How can I use Mathematica to sort the US Congressional Districts by Perimeter÷Area
The US congressional districts are available as geographic entities in the form
Entity["USCongressionalDistrict", "Illinois:District7"]
As such, in principle you can enumerate them using
GeoEntities[Entity["Country", "UnitedStates"], "USCongressionalDistrict"]

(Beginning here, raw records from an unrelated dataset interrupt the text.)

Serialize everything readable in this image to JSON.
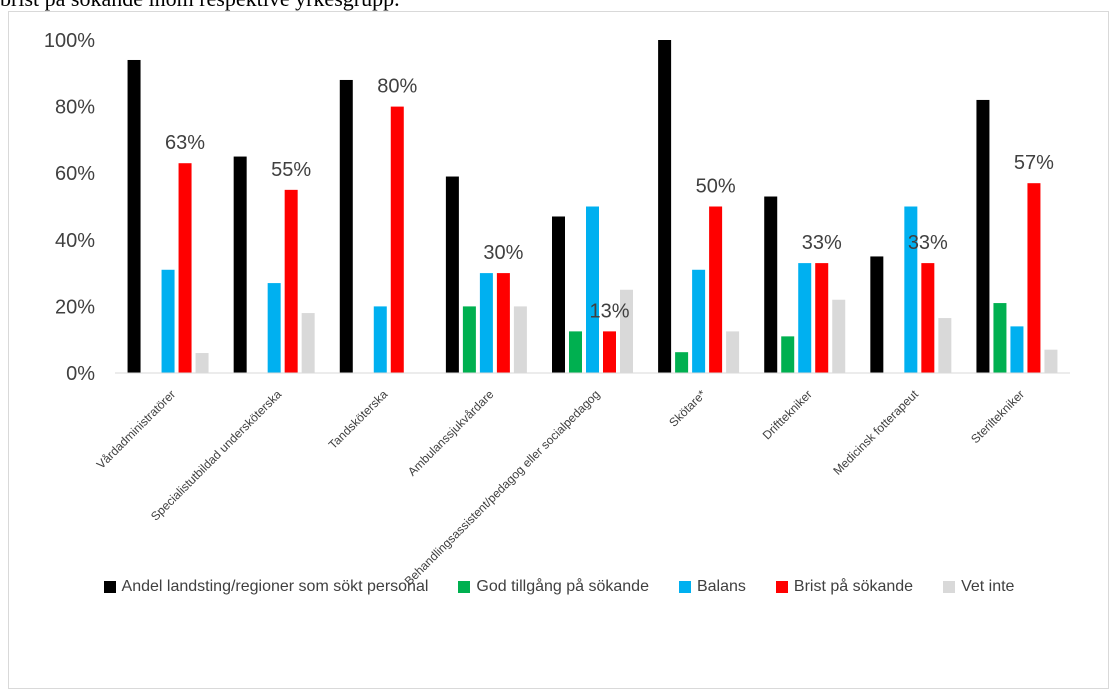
{
  "caption": "brist på sökande inom respektive yrkesgrupp.",
  "chart_data": {
    "type": "bar",
    "title": "",
    "xlabel": "",
    "ylabel": "",
    "ylim": [
      0,
      1
    ],
    "y_ticks": [
      "0%",
      "20%",
      "40%",
      "60%",
      "80%",
      "100%"
    ],
    "grid": false,
    "legend_position": "bottom",
    "categories": [
      "Vårdadministratörer",
      "Specialistutbildad undersköterska",
      "Tandsköterska",
      "Ambulanssjukvårdare",
      "Behandlingsassistent/pedagog eller socialpedagog",
      "Skötare*",
      "Drifttekniker",
      "Medicinsk fotterapeut",
      "Steriltekniker"
    ],
    "series": [
      {
        "name": "Andel landsting/regioner som sökt  personal",
        "color": "#000000",
        "values": [
          0.94,
          0.65,
          0.88,
          0.59,
          0.47,
          1.0,
          0.53,
          0.35,
          0.82
        ]
      },
      {
        "name": "God tillgång på sökande",
        "color": "#00b050",
        "values": [
          0,
          0,
          0,
          0.2,
          0.125,
          0.0625,
          0.11,
          0,
          0.21
        ]
      },
      {
        "name": "Balans",
        "color": "#00b0f0",
        "values": [
          0.31,
          0.27,
          0.2,
          0.3,
          0.5,
          0.31,
          0.33,
          0.5,
          0.14
        ]
      },
      {
        "name": "Brist på sökande",
        "color": "#ff0000",
        "values": [
          0.63,
          0.55,
          0.8,
          0.3,
          0.125,
          0.5,
          0.33,
          0.33,
          0.57
        ]
      },
      {
        "name": "Vet inte",
        "color": "#d9d9d9",
        "values": [
          0.06,
          0.18,
          0,
          0.2,
          0.25,
          0.125,
          0.22,
          0.165,
          0.07
        ]
      }
    ],
    "data_labels": [
      "63%",
      "55%",
      "80%",
      "30%",
      "13%",
      "50%",
      "33%",
      "33%",
      "57%"
    ]
  }
}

but this is liable to timing out because you're asking for a lot of data, so instead you can break down the query into per-state lookups, giving you something like
Length[
districts = Flatten[GeoEntities[#, "USCongressionalDistrict"] & /@
GeoEntities[Entity["Country", "UnitedStates"], "USState"]]
]
(*449*)
(Or, as Michael pointed out, using the built-in EntityList["USCongressionalDistrict"]
is way better.)
To get the data you want, you can use GeoArea
. To get the perimeter you can apply GeoDistance
to the data but you need to fish it out first. You can get the shape of the district out using EntityValue[#, "Polygon"]

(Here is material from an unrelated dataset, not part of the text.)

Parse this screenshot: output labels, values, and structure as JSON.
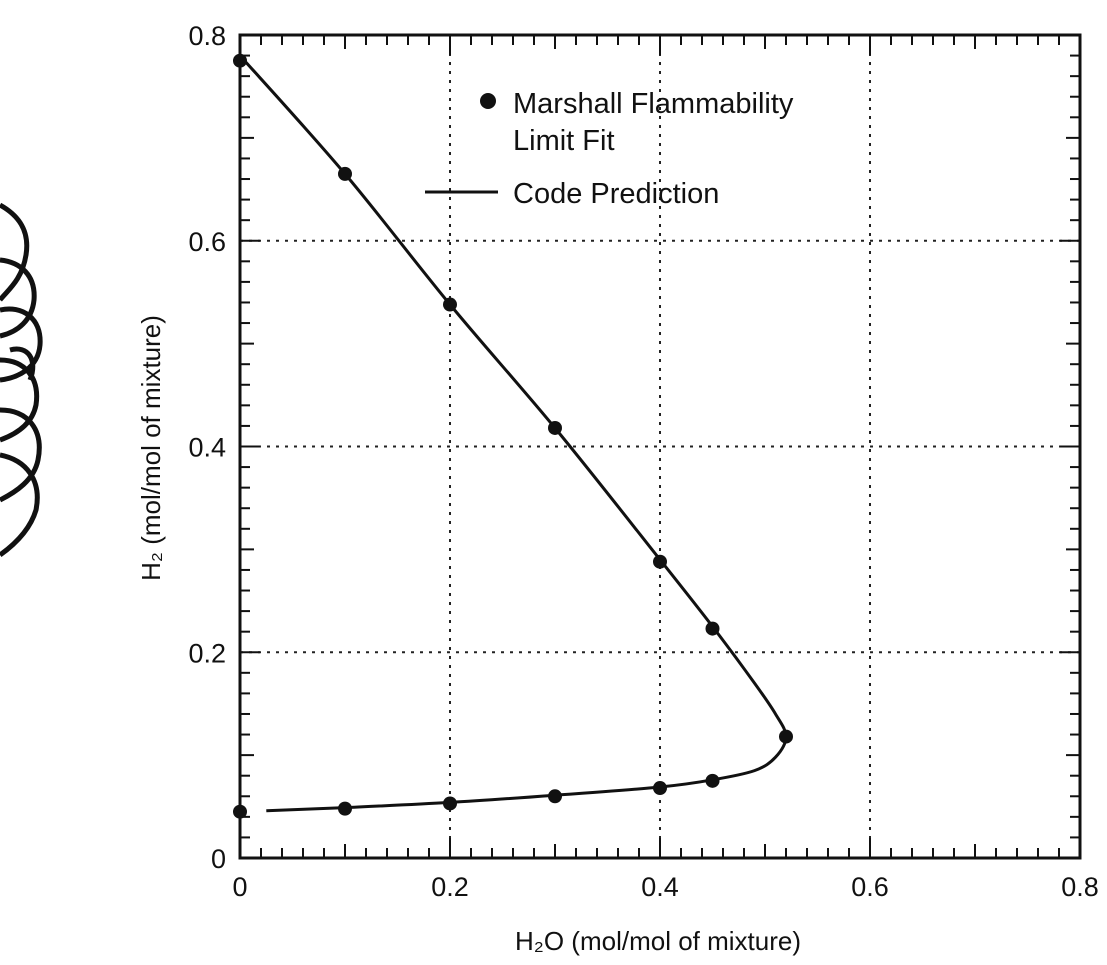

and this will return things of the form
Polygon[ GeoPosition[ {{lat1, lon1}, {lat2, lon2}, …, } ] ]
and you can't run GeoDistance
on the Polygon
- only on the GeoPosition
object inside it or the lists of latitudes and longitudes inside that. Thus you can use
perimeter[polygon_] := GeoDistance[polygon[[1]]]
and to match it up you can define
area[district_] := EntityValue[district, "Area"]

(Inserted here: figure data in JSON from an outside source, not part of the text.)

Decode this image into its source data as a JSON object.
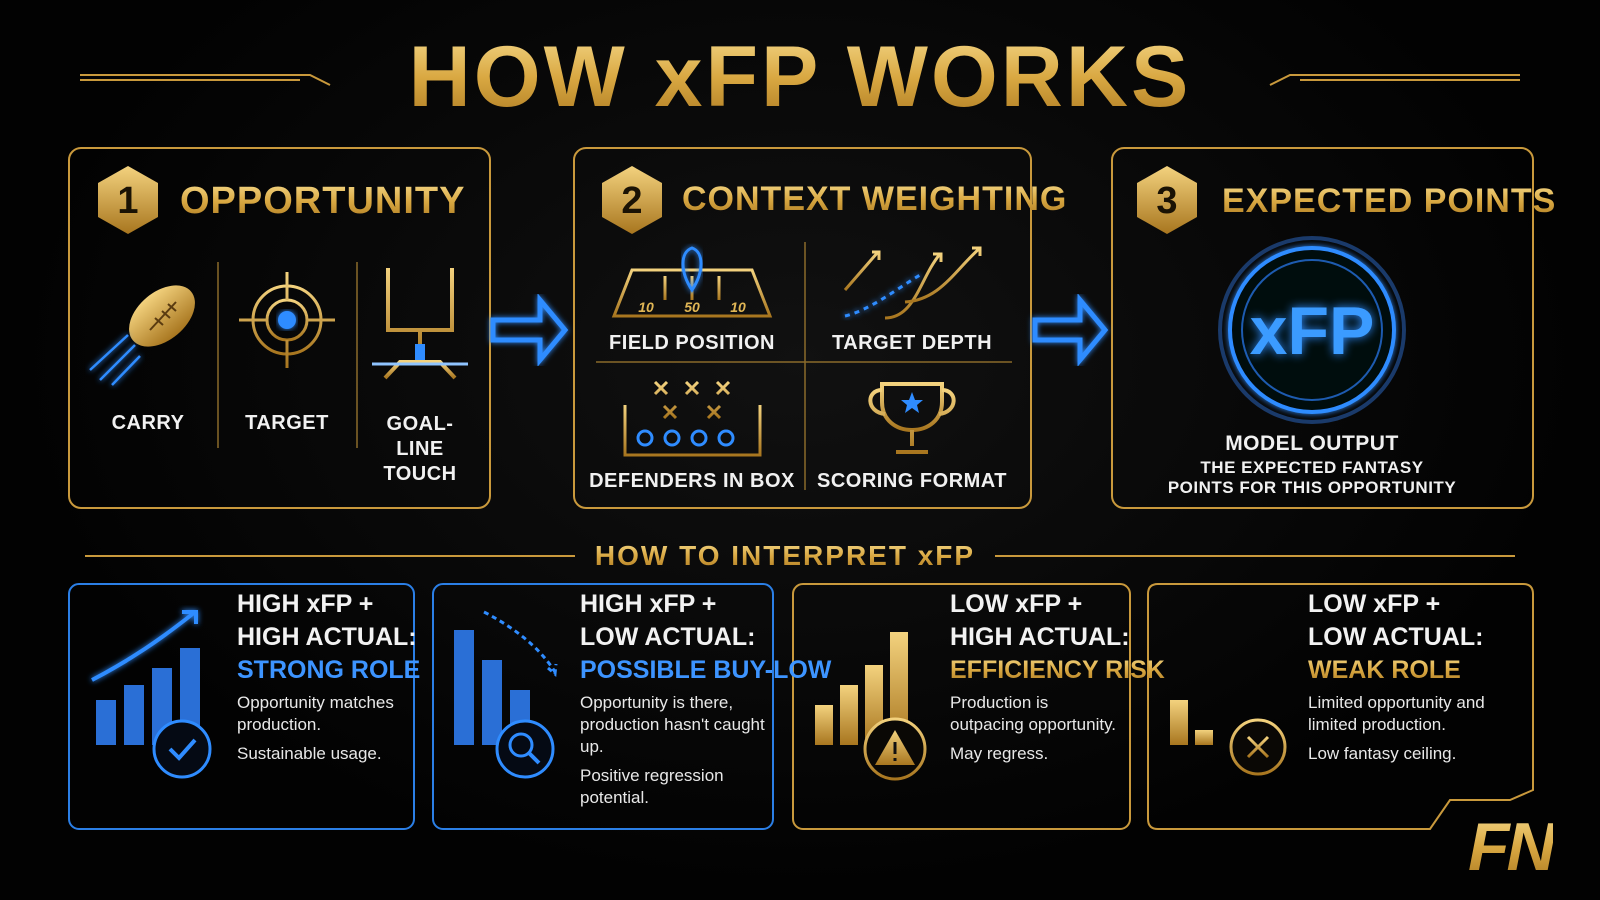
{
  "title": "HOW xFP WORKS",
  "steps": [
    {
      "number": "1",
      "title": "OPPORTUNITY",
      "items": [
        "CARRY",
        "TARGET",
        "GOAL-LINE TOUCH"
      ]
    },
    {
      "number": "2",
      "title": "CONTEXT WEIGHTING",
      "items": [
        "FIELD POSITION",
        "TARGET DEPTH",
        "DEFENDERS IN BOX",
        "SCORING FORMAT"
      ],
      "field_labels": [
        "10",
        "50",
        "10"
      ]
    },
    {
      "number": "3",
      "title": "EXPECTED POINTS",
      "badge": "xFP",
      "label": "MODEL OUTPUT",
      "description": "THE EXPECTED FANTASY POINTS FOR THIS OPPORTUNITY"
    }
  ],
  "interpret": {
    "title": "HOW TO INTERPRET xFP",
    "cards": [
      {
        "heading": [
          "HIGH xFP +",
          "HIGH ACTUAL:"
        ],
        "verdict": "STRONG ROLE",
        "lines": [
          "Opportunity matches production.",
          "Sustainable usage."
        ]
      },
      {
        "heading": [
          "HIGH xFP +",
          "LOW ACTUAL:"
        ],
        "verdict": "POSSIBLE BUY-LOW",
        "lines": [
          "Opportunity is there, production hasn't caught up.",
          "Positive regression potential."
        ]
      },
      {
        "heading": [
          "LOW xFP +",
          "HIGH ACTUAL:"
        ],
        "verdict": "EFFICIENCY RISK",
        "lines": [
          "Production is outpacing opportunity.",
          "May regress."
        ]
      },
      {
        "heading": [
          "LOW xFP +",
          "LOW ACTUAL:"
        ],
        "verdict": "WEAK ROLE",
        "lines": [
          "Limited opportunity and limited production.",
          "Low fantasy ceiling."
        ]
      }
    ]
  },
  "logo": "FN"
}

To do the calculation, then, you can run
polygons = EntityValue[districts, "Polygon"]
which is relatively fast.
There is a slight complication with the data, though, and it's that not all districts appear as a single polygon. In fact, if you define districts = EntityList["USCongressionalDistrict"]
and polygons
as above, then there are
Select[polygons, Length[#] > 1 &] // Length
= 15 districts with multiple polygons. This is a bit surprising, since US congressional districts are meant to be territorially contiguous (and hence the gerrymandering stuff), but 11 of these have islands, which is fairly reasonable. Nevertheless, there are districts like the Tennessee 2nd district which are not, in fact, contiguous, even though their exclaves are separated only by land. To visualize these 15 districts, use
multiPolygonDistricts = Pick[districts, Length[#] > 1 & /@ polygons]
GeoGraphics[EntityValue[#, "Polygon"], PlotLabel -> #,
ImageSize -> {{250}, {250}}] & /@ multiPolygonDistricts
In addition to this, there are some districts which don't have polygon data available, such as
EntityValue[Entity["USCongressionalDistrict","Pennsylvania:District19"],"Polygon"]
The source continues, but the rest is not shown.